L’existence de marchés distincts pour la télévision payante et la télévision
gratuite s’explique par des développements technologiques et un degré limité de
substituabilité. Cette conclusion repose principalement sur les différentes
conditions de concurrence, le prix des services et les caractéristiques des
deux types de télévision. II existe des marchés en aval distincts pour les
services de contenu sportif à la demande fournis par Internet ou par des
dispositifs mobiles sans fil.
Bien que la cession des droits des événements sportifs soit susceptible
de couvrir des zones géographiques suffisamment larges pour englober plusieurs
pays de I’Union européenne, les autorités de la concurrence relèvent que les
achats de droits se font pays par pays. Les autorités de la concurrence fixent
donc des limites géographiques nationales aux marchés et surveillent la
formation d’ententes, concentrations et abus de position dominante. À plusieurs
reprises, la Commission européenne a ainsi été saisie d’opérations de
concentration ou de rapprochement entre diffuseurs sur un même territoire ou
sur des territoires différents, dont l’objet était la mise en place de
mécanismes d’acquisition des droits de retransmission de manifestations
sportives. À cet égard,
la Commission s’est prononcée sur la légalité d’opérations d’acquisition
collective de droits audiovisuels sportifs cédés de manière centralisée.
L’Autorité de la concurrence et les juridictions nationales se sont elles aussi
penchées sur la question. L’analyse de leurs décisions permet de dégager les
grandes lignes des accords restrictifs de concurrence. Des accords d’achat
collectif sont parfois envisagés pour faire face aux prix élevés des droits
audiovisuels, auxquels la Commission européenne s’est montrée très attentive
car elles pourraient aboutir à fermer l’accès du marché concerné. Les membres
de l’Union européenne de radiodiffusion (UER) (9) participent à un système d’échange de programmes télévisés, dit « Eurovision »,
qui leur permet un accès réciproque à des retransmissions sportives. Dans le
cadre de ce système, les membres de l’UER mutualisent leurs ressources pour
renforcer leur capacité d’acquisition des droits exclusifs de retransmission.
Ce système garantit aux radiodiffuseurs de petits pays l’accès à des événements
auxquels le coût ne leur permettrait pas de prétendre.

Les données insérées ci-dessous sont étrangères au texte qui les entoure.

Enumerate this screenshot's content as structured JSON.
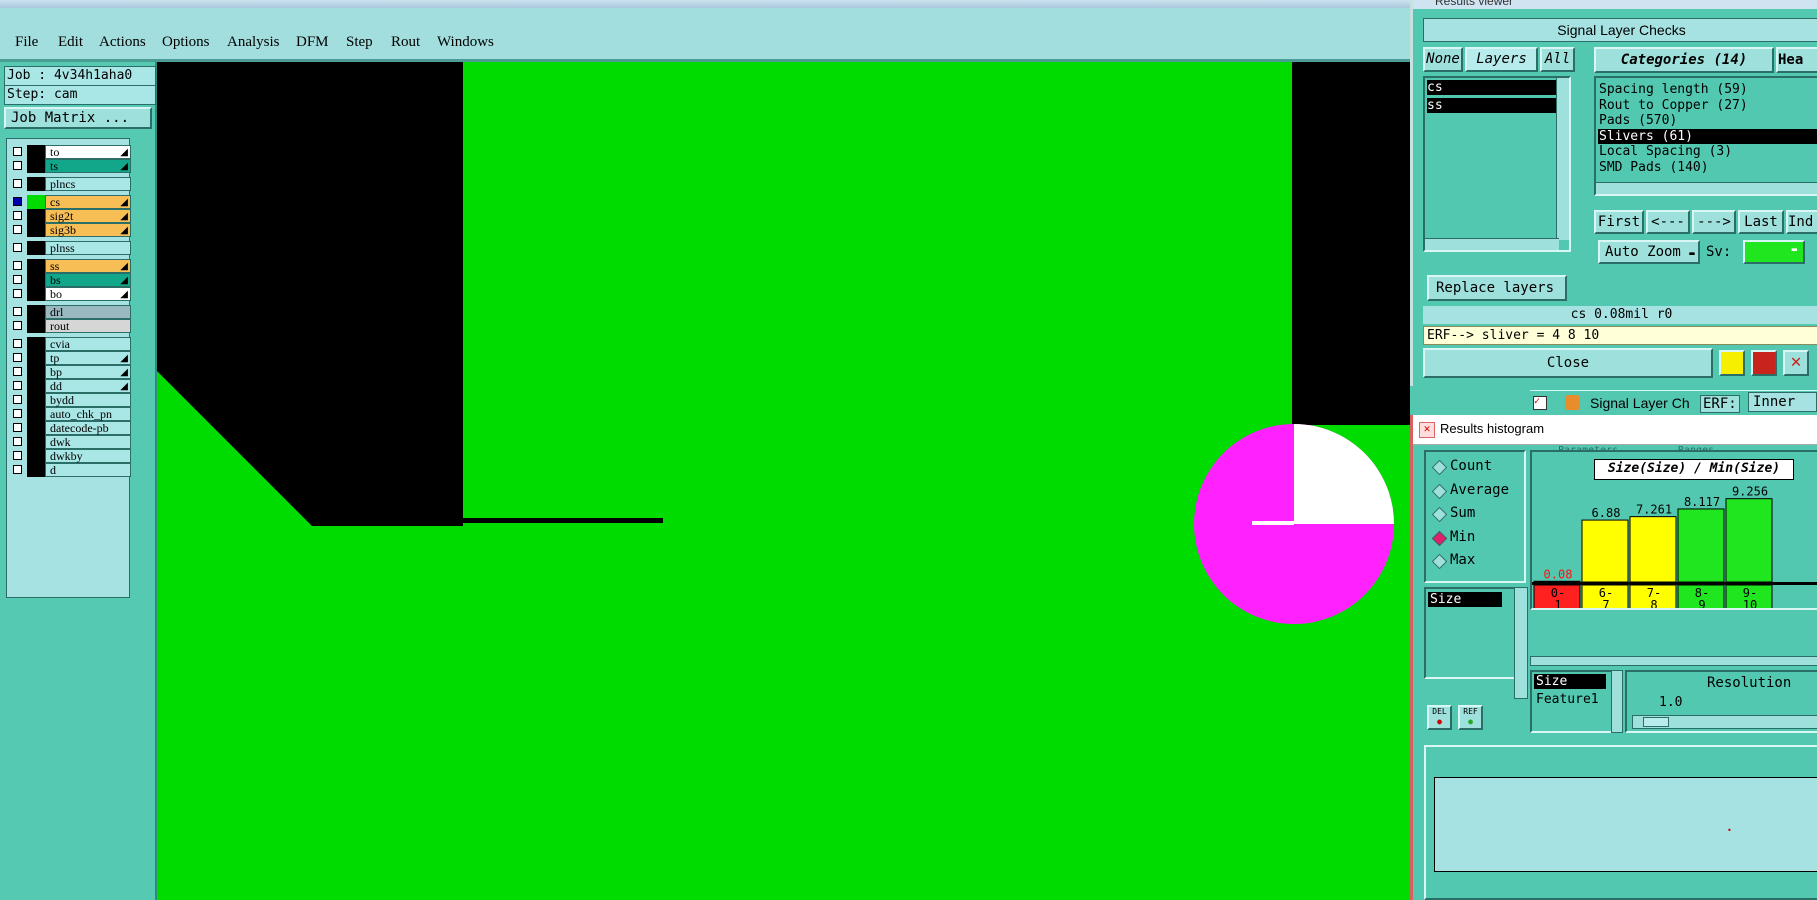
{
  "menu": [
    "File",
    "Edit",
    "Actions",
    "Options",
    "Analysis",
    "DFM",
    "Step",
    "Rout",
    "Windows"
  ],
  "job": {
    "job_line": "Job : 4v34h1aha0",
    "step_line": "Step: cam",
    "job_matrix": "Job Matrix ..."
  },
  "layers": [
    {
      "name": "to",
      "color": "#ffffff",
      "arrow": true,
      "sw": "#000000"
    },
    {
      "name": "ts",
      "color": "#12a78a",
      "arrow": true,
      "sw": "#000000"
    },
    {
      "name": "plncs",
      "color": "#a9e6e6",
      "arrow": false,
      "sw": "#000000"
    },
    {
      "name": "cs",
      "color": "#f7be55",
      "arrow": true,
      "sw": "#00dc00",
      "active": true
    },
    {
      "name": "sig2t",
      "color": "#f7be55",
      "arrow": true,
      "sw": "#000000"
    },
    {
      "name": "sig3b",
      "color": "#f7be55",
      "arrow": true,
      "sw": "#000000"
    },
    {
      "name": "plnss",
      "color": "#a9e6e6",
      "arrow": false,
      "sw": "#000000"
    },
    {
      "name": "ss",
      "color": "#f7be55",
      "arrow": true,
      "sw": "#000000"
    },
    {
      "name": "bs",
      "color": "#12a78a",
      "arrow": true,
      "sw": "#000000"
    },
    {
      "name": "bo",
      "color": "#ffffff",
      "arrow": true,
      "sw": "#000000"
    },
    {
      "name": "drl",
      "color": "#9ab8c0",
      "arrow": false,
      "sw": "#000000"
    },
    {
      "name": "rout",
      "color": "#d6d6d6",
      "arrow": false,
      "sw": "#000000"
    },
    {
      "name": "cvia",
      "color": "#a9e6e6",
      "arrow": false,
      "sw": "#000000"
    },
    {
      "name": "tp",
      "color": "#a9e6e6",
      "arrow": true,
      "sw": "#000000"
    },
    {
      "name": "bp",
      "color": "#a9e6e6",
      "arrow": true,
      "sw": "#000000"
    },
    {
      "name": "dd",
      "color": "#a9e6e6",
      "arrow": true,
      "sw": "#000000"
    },
    {
      "name": "bydd",
      "color": "#a9e6e6",
      "arrow": false,
      "sw": "#000000"
    },
    {
      "name": "auto_chk_pn",
      "color": "#a9e6e6",
      "arrow": false,
      "sw": "#000000"
    },
    {
      "name": "datecode-pb",
      "color": "#a9e6e6",
      "arrow": false,
      "sw": "#000000"
    },
    {
      "name": "dwk",
      "color": "#a9e6e6",
      "arrow": false,
      "sw": "#000000"
    },
    {
      "name": "dwkby",
      "color": "#a9e6e6",
      "arrow": false,
      "sw": "#000000"
    },
    {
      "name": "d",
      "color": "#a9e6e6",
      "arrow": false,
      "sw": "#000000"
    }
  ],
  "viewer": {
    "window_title": "Results viewer",
    "title": "Signal Layer Checks",
    "tabs": {
      "none": "None",
      "layers": "Layers",
      "all": "All"
    },
    "categories_label": "Categories (14)",
    "header_cut": "Hea",
    "layer_items": [
      "cs",
      "ss"
    ],
    "categories": [
      "Spacing length (59)",
      "Rout to Copper (27)",
      "Pads (570)",
      "Slivers (61)",
      "Local Spacing (3)",
      "SMD Pads (140)"
    ],
    "selected_category": "Slivers (61)",
    "nav": {
      "first": "First",
      "prev": "<---",
      "next": "--->",
      "last": "Last",
      "ind": "Ind"
    },
    "auto_zoom": "Auto Zoom",
    "sv_label": "Sv:",
    "replace_layers": "Replace layers",
    "status": "cs 0.08mil  r0",
    "erf_line": "ERF--> sliver = 4 8 10",
    "close": "Close"
  },
  "subbar": {
    "title": "Signal Layer Ch",
    "erf_label": "ERF:",
    "erf_value": "Inner",
    "tab1": "Parameters",
    "tab2": "Ranges"
  },
  "histogram": {
    "window_title": "Results histogram",
    "modes": [
      "Count",
      "Average",
      "Sum",
      "Min",
      "Max"
    ],
    "selected_mode": "Min",
    "list_item": "Size",
    "del": "DEL",
    "ref": "REF",
    "chart_title": "Size(Size) / Min(Size)",
    "fields": [
      "Size",
      "Feature1"
    ],
    "resolution_label": "Resolution",
    "resolution_value": "1.0"
  },
  "chart_data": {
    "type": "bar",
    "title": "Size(Size) / Min(Size)",
    "categories": [
      "0-1",
      "6-7",
      "7-8",
      "8-9",
      "9-10"
    ],
    "values": [
      0.08,
      6.88,
      7.261,
      8.117,
      9.256
    ],
    "labels": [
      "0.08",
      "6.88",
      "7.261",
      "8.117",
      "9.256"
    ],
    "colors": [
      "#ff2020",
      "#ffff00",
      "#ffff00",
      "#1fe61f",
      "#1fe61f"
    ],
    "ylim": [
      0,
      10
    ]
  }
}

Les effets de l’achat
collectif de droits sur la concurrence, par le biais du système Eurovision, ont
été examinés par la Commission (10) et par le
tribunal de I’Union européenne (11).
La Commission a considéré que le système en vigueur restreignait la
concurrence entre les membres et a accordé des exemptions. À chaque fois, le
tribunal a annulé les décisions de la Commission, considérant que les
concurrents des membres de l’UER ne bénéficiaient pas d’un accès suffisant aux
droits de retransmission qu’ils détenaient.
La cession centralisée ou collective correspond à une cession centralisée
des droits d’exploitation audiovisuelle que les fédérations ou ligues
professionnelles détiennent sur leurs compétitions. II s’agit d’un accord
horizontal qui permet de constituer une entente sur le prix, appliqué
collectivement à tous les droits, et sur les conditions commerciales.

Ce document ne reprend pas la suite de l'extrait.